Fault Tolerance for High Performance Computing: Is the Sky Falling?

Author:	Kathryn Mohror Lawrence Livermore National Laboratory
Date:	December 03, 2015
Time:	15:30
Location:	220 Deschutes

Abstract

High-end supercomputing systems generally achieve increased computing speeds by increasing the number of computing cores in the system. While FLOP goals can be reached with this strategy, the consequence of a larger number of system components is a higher failure rate. Today, systems experience failures on the order of hours or days; however, on future exascale systems, failures could occur on the order of minutes or several hours.

In this talk, I will give an overview of the problem of fault tolerance on high performance computing systems, including current methods for mitigating failures. Then, I’ll discuss how we expect these failure mitigation methods to evolve and perform on future systems.

Biography

Kathryn Mohror is a computer scientist on the Scalability Team at the Center for Applied Scientific Computing (CASC) at Lawrence Livermore National Laboratory. Kathryn’s research on high-end computing systems is currently focused on scalable fault tolerant computing and I/O for extreme scale systems. Her other research interests include scalable performance analysis and tuning, and parallel programming paradigms. Kathryn has been working at LLNL since 2010.

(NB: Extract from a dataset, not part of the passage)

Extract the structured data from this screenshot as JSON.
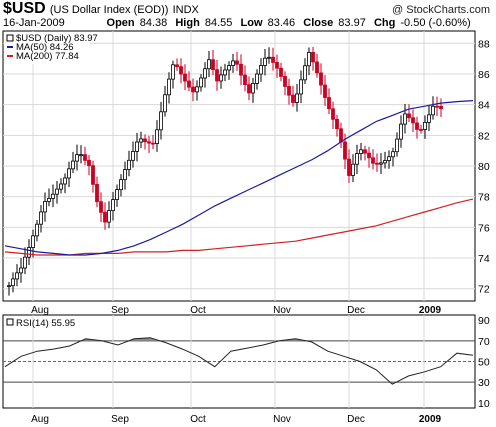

Kathryn’s current research focuses primarily on the Scalable Checkpoint/Restart Library (SCR), a multilevel checkpointing library that has been shown to significantly reduce checkpointing overhead. She also leads the Tools Working Group for the MPI Forum.

Kathryn received her Ph.D. in Computer Science in 2010, an M.S. in Computer Science in 2004, and a B.S. in Chemistry in 1999 from Portland State University (PSU) in Portland, OR.